Ferguson St. Louis Protests
Police officers in riot gear hold a line as they watch demonstrators protest in St. Louis on Oct. 12, 2014.  Joshua Lott—AFP/Getty Images

3 Key Takeaways From Amnesty International's Ferguson Report

Oct 24, 2014

Correction appended Oct. 24, 1:25 p.m. ET

Amnesty International made headlines in August when the international human rights organization dispatched a team of observers and advocates to document the unrest in Ferguson, Mo. that followed the fatal police shooting of Michael Brown, the first time a delegation of its kind had investigated human rights abuses in the United States.

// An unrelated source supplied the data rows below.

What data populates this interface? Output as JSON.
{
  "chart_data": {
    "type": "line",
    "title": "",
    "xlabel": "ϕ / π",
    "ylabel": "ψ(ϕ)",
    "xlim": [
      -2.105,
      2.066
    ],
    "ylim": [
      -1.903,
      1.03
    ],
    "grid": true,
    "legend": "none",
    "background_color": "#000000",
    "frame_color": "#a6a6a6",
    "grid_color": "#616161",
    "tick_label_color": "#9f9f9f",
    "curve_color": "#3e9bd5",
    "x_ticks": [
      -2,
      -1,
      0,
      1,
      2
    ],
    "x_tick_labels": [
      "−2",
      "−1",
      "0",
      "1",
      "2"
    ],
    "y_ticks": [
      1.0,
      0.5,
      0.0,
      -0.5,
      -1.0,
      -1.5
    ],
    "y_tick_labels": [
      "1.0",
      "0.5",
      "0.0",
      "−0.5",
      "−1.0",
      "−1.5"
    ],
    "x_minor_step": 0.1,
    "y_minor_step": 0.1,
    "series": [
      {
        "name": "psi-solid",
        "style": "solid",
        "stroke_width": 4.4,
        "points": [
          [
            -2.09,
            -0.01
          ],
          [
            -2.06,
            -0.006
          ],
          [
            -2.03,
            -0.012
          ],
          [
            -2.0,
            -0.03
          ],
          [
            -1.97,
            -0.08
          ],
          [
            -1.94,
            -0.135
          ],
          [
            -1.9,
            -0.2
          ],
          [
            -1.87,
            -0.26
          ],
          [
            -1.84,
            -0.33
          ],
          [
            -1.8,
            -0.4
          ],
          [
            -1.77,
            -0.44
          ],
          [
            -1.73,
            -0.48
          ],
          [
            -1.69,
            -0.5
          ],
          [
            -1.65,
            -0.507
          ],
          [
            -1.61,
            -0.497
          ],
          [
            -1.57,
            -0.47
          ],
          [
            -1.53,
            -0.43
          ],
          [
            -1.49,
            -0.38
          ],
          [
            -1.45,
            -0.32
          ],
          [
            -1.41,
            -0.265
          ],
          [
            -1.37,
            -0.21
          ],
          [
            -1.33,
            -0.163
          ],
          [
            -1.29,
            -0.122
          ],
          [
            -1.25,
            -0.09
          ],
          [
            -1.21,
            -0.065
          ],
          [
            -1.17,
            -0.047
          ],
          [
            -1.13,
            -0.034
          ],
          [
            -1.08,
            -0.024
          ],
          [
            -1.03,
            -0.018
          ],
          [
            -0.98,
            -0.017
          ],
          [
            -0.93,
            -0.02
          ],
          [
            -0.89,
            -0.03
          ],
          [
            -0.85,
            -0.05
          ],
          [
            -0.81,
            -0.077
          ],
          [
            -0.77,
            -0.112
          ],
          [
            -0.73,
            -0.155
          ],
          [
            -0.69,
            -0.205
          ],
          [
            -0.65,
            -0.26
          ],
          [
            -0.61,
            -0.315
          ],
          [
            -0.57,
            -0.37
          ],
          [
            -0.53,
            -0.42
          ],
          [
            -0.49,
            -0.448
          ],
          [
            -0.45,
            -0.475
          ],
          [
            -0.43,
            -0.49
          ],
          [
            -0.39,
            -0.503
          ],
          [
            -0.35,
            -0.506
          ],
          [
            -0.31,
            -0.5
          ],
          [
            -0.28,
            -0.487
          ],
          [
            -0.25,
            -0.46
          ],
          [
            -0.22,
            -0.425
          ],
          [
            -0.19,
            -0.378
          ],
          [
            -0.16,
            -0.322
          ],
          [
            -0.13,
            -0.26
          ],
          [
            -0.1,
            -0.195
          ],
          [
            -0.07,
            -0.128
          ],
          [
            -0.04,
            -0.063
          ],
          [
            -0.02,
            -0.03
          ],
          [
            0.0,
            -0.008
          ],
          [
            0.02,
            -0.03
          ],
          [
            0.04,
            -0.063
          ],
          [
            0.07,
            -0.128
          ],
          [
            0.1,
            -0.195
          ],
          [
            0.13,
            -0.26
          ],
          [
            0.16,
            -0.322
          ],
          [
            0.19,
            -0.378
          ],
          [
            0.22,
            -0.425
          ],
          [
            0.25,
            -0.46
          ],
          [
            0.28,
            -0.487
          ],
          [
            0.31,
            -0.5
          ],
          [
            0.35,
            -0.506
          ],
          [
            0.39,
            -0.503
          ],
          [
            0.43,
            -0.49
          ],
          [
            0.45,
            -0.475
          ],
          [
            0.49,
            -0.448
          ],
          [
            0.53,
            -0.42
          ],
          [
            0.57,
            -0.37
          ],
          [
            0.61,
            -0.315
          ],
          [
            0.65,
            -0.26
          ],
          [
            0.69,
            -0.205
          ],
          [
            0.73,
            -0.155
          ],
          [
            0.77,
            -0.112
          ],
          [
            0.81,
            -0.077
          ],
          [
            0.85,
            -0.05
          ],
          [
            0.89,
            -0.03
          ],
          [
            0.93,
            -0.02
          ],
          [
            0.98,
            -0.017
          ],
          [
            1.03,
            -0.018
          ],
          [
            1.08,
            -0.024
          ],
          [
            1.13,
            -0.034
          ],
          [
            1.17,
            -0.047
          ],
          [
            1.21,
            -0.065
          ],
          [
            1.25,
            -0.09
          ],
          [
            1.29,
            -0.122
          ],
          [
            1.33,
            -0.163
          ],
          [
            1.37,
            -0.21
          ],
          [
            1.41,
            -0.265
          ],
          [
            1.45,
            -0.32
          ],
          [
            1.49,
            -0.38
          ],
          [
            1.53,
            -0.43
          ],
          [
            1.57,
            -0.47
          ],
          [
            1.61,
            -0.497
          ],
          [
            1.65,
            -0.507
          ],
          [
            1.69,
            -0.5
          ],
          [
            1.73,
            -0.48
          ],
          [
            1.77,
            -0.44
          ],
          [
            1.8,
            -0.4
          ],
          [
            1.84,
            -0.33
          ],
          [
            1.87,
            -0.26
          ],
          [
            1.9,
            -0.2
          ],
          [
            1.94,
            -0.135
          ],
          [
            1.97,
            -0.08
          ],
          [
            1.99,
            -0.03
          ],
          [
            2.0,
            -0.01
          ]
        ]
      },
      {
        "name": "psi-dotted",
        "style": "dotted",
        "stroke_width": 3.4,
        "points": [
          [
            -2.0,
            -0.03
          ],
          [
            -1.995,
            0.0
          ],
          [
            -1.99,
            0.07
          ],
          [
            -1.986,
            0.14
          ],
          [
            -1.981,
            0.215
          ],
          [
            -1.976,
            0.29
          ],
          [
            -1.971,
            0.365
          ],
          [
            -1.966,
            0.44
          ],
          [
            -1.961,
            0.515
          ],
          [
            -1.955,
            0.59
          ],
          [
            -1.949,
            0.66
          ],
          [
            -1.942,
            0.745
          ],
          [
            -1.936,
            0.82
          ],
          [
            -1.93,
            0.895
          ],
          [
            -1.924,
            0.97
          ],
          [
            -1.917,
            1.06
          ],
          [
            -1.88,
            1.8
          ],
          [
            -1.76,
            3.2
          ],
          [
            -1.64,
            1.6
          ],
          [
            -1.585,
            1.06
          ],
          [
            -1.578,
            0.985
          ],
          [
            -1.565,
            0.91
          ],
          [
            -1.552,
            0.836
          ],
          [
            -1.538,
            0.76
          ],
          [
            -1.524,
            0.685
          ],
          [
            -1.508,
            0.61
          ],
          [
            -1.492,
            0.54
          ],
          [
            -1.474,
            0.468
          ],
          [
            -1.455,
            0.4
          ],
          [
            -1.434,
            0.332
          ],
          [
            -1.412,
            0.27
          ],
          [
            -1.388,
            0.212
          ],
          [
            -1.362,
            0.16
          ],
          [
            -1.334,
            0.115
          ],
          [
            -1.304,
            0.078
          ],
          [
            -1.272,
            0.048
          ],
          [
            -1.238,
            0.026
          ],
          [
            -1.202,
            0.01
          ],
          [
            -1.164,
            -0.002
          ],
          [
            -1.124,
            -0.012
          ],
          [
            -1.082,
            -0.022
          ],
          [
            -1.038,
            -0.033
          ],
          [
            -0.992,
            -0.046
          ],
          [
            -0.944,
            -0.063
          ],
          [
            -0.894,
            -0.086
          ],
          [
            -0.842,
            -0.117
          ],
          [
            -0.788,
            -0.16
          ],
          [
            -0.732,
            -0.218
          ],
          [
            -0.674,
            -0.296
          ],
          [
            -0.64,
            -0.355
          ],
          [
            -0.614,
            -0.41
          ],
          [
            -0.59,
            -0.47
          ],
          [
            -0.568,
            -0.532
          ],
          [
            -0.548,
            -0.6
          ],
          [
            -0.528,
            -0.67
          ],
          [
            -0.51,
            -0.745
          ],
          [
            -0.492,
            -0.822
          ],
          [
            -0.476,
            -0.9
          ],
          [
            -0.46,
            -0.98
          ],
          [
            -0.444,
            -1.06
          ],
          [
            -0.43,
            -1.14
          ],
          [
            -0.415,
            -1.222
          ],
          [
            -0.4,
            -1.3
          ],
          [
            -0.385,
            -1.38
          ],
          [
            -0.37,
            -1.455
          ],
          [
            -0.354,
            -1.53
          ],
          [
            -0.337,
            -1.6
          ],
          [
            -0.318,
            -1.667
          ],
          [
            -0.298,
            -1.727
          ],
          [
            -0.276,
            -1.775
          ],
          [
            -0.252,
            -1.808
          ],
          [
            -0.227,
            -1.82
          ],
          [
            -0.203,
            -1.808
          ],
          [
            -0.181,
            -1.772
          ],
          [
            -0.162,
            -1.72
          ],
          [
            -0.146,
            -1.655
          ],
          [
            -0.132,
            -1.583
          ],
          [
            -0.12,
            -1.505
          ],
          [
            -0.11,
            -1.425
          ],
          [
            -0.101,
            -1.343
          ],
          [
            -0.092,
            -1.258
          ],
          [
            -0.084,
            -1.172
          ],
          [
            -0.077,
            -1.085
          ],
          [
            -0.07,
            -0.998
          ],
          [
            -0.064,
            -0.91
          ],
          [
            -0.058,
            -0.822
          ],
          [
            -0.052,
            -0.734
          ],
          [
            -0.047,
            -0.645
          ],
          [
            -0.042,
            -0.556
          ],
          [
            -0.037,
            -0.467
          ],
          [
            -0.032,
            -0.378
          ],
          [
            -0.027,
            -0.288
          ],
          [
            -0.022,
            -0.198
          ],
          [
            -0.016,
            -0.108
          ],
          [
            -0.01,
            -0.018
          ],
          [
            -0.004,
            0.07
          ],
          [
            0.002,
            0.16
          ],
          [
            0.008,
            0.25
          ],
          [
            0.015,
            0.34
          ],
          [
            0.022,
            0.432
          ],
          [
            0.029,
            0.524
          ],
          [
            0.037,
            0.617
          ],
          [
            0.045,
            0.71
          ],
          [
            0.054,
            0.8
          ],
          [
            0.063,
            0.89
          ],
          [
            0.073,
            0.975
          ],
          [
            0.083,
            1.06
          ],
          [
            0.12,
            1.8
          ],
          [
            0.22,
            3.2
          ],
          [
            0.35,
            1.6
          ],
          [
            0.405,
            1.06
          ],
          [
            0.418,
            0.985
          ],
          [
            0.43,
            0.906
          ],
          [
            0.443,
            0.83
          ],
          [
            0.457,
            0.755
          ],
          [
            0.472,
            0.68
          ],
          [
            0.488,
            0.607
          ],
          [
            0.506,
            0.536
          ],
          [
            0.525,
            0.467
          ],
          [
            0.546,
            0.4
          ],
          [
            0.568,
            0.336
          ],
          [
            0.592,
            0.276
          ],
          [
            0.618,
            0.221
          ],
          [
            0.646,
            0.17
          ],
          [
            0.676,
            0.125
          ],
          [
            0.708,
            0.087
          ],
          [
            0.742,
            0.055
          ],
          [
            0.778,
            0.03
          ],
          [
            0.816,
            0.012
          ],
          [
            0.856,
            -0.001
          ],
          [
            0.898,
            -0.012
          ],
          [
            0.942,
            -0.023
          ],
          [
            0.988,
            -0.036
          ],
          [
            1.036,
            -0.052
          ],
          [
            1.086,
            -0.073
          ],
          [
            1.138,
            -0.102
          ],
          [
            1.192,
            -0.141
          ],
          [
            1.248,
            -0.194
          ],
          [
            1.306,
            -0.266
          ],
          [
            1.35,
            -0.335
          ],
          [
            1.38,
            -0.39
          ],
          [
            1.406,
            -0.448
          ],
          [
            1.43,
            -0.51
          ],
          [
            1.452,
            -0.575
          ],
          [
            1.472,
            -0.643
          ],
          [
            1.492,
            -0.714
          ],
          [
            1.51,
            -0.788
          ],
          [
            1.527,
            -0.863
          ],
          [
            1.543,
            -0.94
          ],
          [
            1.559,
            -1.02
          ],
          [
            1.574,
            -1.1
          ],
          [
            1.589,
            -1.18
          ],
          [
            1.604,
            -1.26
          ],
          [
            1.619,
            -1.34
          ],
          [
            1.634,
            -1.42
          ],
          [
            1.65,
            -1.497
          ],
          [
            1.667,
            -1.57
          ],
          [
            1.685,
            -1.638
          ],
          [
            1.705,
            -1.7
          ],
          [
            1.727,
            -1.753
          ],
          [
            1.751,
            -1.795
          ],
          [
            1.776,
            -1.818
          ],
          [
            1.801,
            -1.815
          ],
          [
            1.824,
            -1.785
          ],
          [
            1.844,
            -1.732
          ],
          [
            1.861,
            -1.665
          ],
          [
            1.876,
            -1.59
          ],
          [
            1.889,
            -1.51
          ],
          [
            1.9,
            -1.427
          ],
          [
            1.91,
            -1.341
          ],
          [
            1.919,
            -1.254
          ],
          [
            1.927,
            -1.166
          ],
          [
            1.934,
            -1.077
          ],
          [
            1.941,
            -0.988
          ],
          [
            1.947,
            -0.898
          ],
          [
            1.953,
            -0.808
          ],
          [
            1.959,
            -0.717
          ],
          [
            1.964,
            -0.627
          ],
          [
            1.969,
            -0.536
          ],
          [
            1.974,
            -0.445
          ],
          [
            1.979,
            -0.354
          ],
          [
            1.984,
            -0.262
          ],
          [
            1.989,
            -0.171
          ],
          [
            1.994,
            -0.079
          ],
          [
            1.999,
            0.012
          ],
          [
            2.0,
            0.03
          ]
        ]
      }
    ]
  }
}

The resulting report was released Friday. It doesn't shine any light on the altercation between Brown and police officer Darren Wilson or what led Wilson to kill the unarmed teenager. But there's value in reading about the events in Ferguson through the lens of human rights. Here are three key claims made in the Amnesty report:

1) Lethal force was not justified

The report acknowledges that there are conflicting accounts of the physical altercation between Brown and Wilson, but says that none of them rise to the level that would have justified lethal force. "International standards provide that law enforcement officers should only use force as a last resort...Irrespective of whether there was some kind of physical confrontation between Michael Brown and the police officer, Michael Brown was unarmed and thus unlikely to have presented a serious threat." But several witnesses testified in front of a grand jury that Brown and Wilson did struggle over Wilson's gun, the Washington Post reported Wednesday. If Brown had tried to take Wilson's gun, as some evidence suggests, then Wilson may not have broken the law.

2) Ferguson police violated the human right to peaceful assembly

Amnesty notes that according to international law, the right of peaceful assembly is a basic human right. The report notes that law enforcement imposed several restrictions on this right, including a curfew and the "keep walking" rule, which was imposed on Aug. 18 to deter groups from massing. The report says that in the 12 days after Michael Brown's death, 132 people were arrested for "failing to disperse." The Amnesty delegation also condemned the use of tear gas and rubber bullets to break up protests, and the threats made against journalists and legal observers. But the protests in Ferguson weren't always peaceful-- there were reports of protesters shooting at police cars, throwing bottles at police, and numerous other violent encounters.

3) There is not enough data on police shootings

The report calls for data on police shootings to be broken out by race, ethnicity and gender in order to give a complete picture of how many black men are killed by police per year. Amnesty also recommends that Congress pass the End Racial Profiling Act and the Stop Militarizing Law Enforcement Act.

You can read the full Executive Summary of the report here: Ferguson Report Executive Summary

The original version of this story misstated the nature of Amnesty International's work in the United States. The group has researched human rights abuses in the United States previously. This August was the first time the organization sent a delegation of observers, advocates and trainers to document unrest anywhere in the United States.